The UFC Hall of Famer didn’t take it personally though.
“You can learn so much from a guy who never takes a practice off, no matter how good or bad he feels,” Sonnen said.
The two trained constantly in 1999, one of two years Sonnen finished second in the Pac-10s. A year later, Sonnen trained with the Olympic team.
Now years removed from his college experience, Sonnen has nothing but fond memories of his years in Eugene, where he attended the University from 1996-01.
Sonnen left with a degree in sociology and an unshakable, bordering intractable attitude that he’d be a UFC fighter.
“That is a frustrating part about being a pro fighter,” Sonnen said. “There is no competitive architecture. The UFC has their own recruits.”
So Sonnen kept fighting until his time came.
“I was doing that on the assumption that eventually it would catch the eye of the UFC.”
It was at an Indian Reservation in California that Sonnen got his first taste of big-ticket fighting. He got $1,000 to fight Jason “Mayhem” Miller in 2002 in front of a horde of beer-guzzling bikers.
Eventually, UFC vice president Joe Silva gave Sonnen the call to join the UFC right before a fight in 2005.
Now, Sonnen fights at top-tier venues, in front of thousands of spectators who pay hundreds of dollars to watch the show. Sonnen gets $35,000 to fight in UFC events and an extra $5,000 if he wins.
He’s fought in three UFC fights, including one at the Mohegan Sun in Connecticut where he lost to Renato “Babalu” Sobral in October of 2005.

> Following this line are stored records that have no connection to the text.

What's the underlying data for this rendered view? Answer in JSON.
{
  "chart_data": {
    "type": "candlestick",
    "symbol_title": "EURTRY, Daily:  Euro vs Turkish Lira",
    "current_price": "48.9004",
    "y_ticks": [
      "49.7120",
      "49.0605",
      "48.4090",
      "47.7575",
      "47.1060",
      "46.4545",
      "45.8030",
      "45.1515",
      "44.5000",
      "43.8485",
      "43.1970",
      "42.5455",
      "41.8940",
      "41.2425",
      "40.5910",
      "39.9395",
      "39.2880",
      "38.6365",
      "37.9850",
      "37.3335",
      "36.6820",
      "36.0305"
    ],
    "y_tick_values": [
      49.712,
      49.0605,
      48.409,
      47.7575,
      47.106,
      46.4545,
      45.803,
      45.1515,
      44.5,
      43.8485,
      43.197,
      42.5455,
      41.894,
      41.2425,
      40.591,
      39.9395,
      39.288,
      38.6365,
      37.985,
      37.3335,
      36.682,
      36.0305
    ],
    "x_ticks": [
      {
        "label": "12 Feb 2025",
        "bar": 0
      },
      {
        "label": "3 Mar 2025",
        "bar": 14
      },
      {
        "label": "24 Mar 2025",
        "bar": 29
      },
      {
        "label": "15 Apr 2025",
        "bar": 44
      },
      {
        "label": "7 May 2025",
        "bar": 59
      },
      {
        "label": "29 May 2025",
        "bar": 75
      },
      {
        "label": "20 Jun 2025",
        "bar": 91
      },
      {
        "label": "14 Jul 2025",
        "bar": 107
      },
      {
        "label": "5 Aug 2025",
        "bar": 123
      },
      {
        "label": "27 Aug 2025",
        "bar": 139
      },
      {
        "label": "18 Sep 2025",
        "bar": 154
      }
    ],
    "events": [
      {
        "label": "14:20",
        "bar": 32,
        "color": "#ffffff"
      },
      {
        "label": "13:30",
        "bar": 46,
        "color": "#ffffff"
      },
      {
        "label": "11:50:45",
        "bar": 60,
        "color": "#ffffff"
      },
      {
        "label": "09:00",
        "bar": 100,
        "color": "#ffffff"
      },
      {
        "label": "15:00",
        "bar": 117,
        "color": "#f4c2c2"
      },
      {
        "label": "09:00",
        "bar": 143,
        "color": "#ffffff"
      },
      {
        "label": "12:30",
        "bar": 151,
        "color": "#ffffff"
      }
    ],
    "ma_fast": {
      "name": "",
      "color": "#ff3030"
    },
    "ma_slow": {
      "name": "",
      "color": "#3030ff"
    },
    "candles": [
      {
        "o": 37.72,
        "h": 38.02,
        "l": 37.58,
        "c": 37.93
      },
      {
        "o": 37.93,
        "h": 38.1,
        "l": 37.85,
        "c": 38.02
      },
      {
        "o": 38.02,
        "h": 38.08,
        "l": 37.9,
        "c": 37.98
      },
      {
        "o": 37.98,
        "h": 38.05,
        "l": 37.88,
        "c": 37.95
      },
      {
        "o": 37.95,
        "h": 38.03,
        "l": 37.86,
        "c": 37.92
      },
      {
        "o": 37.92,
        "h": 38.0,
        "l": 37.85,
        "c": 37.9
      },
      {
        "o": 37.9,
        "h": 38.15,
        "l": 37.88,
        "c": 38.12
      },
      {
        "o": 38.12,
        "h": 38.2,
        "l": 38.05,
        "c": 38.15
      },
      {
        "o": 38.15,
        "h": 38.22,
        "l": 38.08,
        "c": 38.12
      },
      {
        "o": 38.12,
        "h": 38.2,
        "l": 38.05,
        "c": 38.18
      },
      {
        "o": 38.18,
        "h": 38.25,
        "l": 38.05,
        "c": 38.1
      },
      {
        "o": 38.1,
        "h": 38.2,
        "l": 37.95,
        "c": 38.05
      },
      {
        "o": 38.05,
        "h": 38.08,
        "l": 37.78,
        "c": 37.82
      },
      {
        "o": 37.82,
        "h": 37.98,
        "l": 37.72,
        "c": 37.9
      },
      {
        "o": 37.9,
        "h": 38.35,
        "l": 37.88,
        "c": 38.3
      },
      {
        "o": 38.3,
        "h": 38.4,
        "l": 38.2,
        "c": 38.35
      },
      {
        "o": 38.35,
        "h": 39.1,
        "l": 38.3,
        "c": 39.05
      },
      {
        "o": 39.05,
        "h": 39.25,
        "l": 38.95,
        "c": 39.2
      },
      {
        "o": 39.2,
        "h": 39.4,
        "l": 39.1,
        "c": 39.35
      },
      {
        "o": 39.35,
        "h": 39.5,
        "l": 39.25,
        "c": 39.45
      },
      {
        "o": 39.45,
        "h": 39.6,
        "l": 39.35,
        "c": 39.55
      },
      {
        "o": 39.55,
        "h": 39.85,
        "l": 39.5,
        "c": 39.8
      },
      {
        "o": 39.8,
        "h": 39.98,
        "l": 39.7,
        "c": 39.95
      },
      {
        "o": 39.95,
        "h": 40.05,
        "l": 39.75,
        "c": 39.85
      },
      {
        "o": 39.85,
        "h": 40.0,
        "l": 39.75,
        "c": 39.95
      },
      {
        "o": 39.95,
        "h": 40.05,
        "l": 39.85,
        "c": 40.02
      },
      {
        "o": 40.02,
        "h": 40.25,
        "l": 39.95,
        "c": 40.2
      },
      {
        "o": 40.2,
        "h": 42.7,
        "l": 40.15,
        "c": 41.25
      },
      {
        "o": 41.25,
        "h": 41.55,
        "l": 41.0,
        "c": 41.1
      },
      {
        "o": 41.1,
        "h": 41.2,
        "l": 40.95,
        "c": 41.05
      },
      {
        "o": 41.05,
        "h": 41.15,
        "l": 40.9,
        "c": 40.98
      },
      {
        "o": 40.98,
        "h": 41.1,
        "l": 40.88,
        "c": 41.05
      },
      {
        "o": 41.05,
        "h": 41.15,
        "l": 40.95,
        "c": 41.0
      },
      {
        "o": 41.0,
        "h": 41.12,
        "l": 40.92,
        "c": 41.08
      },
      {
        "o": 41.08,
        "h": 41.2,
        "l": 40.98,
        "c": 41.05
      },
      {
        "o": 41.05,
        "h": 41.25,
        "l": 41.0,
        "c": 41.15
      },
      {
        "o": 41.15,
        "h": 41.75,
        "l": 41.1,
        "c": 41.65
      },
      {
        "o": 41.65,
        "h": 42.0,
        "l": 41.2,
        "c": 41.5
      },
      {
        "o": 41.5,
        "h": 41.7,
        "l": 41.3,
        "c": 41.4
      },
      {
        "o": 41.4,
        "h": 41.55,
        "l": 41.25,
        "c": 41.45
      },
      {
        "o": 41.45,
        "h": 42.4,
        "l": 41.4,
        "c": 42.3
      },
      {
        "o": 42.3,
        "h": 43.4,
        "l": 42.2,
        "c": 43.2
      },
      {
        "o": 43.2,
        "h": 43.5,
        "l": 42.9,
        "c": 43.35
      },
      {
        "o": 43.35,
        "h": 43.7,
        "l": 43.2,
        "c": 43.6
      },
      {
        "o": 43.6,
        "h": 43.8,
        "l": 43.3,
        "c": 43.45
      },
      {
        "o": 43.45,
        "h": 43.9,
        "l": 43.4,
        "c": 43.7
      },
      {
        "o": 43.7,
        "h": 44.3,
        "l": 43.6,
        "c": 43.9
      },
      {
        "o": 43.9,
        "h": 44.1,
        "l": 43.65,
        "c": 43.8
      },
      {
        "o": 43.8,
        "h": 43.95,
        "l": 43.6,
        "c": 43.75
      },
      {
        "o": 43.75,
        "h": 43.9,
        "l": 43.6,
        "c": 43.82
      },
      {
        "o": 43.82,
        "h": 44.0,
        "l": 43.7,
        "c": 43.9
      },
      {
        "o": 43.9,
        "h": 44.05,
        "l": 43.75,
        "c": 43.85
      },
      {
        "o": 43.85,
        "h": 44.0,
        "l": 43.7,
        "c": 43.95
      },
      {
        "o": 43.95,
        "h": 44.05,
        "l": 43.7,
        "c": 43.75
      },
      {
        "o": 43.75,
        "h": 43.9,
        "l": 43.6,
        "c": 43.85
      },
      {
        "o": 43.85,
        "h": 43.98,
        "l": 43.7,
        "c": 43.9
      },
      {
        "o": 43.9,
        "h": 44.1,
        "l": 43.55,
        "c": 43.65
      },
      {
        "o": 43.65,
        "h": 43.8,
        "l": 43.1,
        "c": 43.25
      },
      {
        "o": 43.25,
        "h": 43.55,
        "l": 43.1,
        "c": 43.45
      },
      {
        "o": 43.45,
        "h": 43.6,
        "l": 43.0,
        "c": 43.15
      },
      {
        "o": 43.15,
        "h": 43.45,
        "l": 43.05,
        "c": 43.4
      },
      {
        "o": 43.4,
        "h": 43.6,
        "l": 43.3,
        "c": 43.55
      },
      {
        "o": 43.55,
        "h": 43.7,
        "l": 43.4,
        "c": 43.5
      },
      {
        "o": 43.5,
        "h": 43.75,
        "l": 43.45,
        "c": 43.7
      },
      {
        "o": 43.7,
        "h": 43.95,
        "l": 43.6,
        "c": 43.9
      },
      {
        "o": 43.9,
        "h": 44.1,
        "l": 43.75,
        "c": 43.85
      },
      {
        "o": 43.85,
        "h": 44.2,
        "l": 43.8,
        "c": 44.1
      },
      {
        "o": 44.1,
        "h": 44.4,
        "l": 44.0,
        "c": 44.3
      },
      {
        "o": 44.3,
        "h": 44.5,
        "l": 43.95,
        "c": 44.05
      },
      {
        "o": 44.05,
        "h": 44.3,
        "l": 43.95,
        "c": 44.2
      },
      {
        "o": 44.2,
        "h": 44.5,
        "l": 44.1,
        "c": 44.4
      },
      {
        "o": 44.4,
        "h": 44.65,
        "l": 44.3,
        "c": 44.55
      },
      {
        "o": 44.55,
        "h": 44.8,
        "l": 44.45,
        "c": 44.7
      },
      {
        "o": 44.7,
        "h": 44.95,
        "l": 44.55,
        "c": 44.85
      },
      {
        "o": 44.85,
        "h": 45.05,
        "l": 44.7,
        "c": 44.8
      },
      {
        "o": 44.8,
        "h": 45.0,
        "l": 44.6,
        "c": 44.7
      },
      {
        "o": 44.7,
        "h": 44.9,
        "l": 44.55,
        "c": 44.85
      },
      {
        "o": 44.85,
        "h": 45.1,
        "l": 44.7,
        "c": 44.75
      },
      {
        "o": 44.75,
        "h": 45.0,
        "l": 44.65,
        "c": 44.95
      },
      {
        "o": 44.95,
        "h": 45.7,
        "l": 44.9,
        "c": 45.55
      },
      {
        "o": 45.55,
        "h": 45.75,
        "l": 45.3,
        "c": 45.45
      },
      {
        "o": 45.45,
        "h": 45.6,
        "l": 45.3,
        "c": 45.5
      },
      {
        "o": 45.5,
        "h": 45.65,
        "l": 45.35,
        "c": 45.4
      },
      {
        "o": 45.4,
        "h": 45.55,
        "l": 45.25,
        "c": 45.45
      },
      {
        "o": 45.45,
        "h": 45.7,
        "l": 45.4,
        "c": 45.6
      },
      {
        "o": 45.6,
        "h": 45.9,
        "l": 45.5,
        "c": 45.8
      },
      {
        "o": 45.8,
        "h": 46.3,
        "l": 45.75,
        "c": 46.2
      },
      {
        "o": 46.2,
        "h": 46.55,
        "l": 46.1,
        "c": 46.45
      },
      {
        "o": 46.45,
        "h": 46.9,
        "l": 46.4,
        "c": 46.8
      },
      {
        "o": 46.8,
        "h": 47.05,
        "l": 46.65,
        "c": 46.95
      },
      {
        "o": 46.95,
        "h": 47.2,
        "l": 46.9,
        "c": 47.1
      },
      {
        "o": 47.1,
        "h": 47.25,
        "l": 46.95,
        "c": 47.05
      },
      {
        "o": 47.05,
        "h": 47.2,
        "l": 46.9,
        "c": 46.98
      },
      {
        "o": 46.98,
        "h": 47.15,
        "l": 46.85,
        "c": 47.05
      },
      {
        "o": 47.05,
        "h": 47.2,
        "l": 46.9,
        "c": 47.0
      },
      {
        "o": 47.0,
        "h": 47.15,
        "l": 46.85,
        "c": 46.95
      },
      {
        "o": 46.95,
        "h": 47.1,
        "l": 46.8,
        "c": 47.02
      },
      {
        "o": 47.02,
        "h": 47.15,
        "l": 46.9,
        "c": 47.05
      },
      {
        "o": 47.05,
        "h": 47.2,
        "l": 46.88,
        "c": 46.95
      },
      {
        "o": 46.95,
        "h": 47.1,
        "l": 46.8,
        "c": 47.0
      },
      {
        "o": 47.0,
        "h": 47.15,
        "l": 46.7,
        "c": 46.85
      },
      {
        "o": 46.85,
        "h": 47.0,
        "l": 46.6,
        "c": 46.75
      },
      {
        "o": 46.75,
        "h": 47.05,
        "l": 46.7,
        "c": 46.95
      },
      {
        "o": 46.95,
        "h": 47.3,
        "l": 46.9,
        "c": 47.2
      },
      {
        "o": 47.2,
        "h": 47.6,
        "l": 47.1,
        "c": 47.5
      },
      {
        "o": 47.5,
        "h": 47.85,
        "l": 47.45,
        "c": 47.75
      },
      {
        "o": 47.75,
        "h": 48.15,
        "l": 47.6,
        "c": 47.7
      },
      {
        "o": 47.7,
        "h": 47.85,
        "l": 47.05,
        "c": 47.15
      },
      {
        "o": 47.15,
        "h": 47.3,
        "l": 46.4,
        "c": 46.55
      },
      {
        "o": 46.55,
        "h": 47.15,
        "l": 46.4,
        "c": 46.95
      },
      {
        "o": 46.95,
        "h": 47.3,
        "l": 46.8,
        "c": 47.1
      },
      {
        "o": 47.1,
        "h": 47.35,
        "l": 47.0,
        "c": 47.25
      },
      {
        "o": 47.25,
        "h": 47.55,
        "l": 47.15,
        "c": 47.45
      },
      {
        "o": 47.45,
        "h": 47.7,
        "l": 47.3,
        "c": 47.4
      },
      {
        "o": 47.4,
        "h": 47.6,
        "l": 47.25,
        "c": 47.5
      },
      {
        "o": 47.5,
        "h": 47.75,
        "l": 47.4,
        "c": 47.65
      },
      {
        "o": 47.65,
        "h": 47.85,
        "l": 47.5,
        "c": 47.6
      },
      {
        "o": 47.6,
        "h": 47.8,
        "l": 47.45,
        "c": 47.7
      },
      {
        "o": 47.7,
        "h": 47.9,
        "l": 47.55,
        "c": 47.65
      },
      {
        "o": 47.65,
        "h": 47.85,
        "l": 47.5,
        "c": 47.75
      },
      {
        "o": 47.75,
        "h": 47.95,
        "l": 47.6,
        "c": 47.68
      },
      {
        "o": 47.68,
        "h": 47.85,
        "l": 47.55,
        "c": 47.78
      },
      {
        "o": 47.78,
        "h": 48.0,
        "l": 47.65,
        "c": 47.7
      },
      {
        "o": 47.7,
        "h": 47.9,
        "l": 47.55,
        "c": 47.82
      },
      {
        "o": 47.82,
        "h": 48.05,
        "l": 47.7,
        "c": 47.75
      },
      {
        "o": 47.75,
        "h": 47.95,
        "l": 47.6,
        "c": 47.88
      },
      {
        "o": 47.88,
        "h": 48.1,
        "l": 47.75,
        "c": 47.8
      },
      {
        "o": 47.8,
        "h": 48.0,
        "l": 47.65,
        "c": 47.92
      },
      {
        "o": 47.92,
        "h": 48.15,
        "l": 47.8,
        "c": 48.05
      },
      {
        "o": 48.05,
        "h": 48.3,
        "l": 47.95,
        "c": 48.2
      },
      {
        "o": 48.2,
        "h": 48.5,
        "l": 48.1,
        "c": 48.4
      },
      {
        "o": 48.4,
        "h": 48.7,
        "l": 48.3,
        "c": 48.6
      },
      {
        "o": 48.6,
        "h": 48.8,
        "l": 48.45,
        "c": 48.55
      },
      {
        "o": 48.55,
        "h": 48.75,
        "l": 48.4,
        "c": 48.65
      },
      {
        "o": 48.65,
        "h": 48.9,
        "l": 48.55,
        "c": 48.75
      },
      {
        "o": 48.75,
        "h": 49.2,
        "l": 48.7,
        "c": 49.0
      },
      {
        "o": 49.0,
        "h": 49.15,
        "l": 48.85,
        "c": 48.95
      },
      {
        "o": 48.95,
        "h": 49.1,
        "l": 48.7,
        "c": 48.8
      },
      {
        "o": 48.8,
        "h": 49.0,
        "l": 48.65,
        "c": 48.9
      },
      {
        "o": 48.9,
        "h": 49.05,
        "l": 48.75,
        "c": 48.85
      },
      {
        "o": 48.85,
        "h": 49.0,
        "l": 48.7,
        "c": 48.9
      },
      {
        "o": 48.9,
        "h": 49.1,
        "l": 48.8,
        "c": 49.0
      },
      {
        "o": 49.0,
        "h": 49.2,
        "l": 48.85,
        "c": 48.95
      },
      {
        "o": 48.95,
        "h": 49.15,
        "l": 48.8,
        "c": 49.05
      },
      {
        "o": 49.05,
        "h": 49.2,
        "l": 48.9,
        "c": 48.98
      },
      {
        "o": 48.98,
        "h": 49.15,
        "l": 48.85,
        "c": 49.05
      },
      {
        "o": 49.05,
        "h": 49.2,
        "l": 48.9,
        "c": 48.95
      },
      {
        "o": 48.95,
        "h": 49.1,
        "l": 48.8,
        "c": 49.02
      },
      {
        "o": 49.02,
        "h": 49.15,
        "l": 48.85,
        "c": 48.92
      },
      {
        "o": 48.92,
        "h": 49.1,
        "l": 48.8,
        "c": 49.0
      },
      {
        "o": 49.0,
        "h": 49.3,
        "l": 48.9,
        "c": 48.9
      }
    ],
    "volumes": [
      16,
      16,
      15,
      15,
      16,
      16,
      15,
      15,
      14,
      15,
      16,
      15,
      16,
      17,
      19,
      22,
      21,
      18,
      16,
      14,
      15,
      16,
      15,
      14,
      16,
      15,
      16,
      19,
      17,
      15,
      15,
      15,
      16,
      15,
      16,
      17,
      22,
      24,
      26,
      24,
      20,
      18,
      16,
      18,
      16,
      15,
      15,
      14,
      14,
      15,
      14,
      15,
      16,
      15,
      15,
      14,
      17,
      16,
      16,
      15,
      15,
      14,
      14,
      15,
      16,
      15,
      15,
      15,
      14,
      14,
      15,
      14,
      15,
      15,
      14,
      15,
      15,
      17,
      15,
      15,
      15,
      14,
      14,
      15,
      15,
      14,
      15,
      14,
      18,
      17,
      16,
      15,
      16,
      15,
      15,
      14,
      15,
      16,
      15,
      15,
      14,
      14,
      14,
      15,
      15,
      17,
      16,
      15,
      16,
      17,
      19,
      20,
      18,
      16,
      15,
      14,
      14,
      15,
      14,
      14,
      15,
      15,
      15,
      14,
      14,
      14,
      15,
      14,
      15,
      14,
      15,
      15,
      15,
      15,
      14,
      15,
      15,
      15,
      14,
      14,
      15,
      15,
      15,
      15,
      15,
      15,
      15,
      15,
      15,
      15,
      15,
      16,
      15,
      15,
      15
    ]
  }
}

“I was caught in a choke hold and found myself in a submission,” Sonnen said.
Last year in February, Sonnen earned another rematch, but this time against a different opponent. Sonnen took down Trevor Prangley in a unanimous victory. Last May, he lost to Jeremy Horn in a battle at the Staples Center.
But Sonnen’s defeats? Well, he disputes all but one.
“I did get beaten up once,” Sonnen said.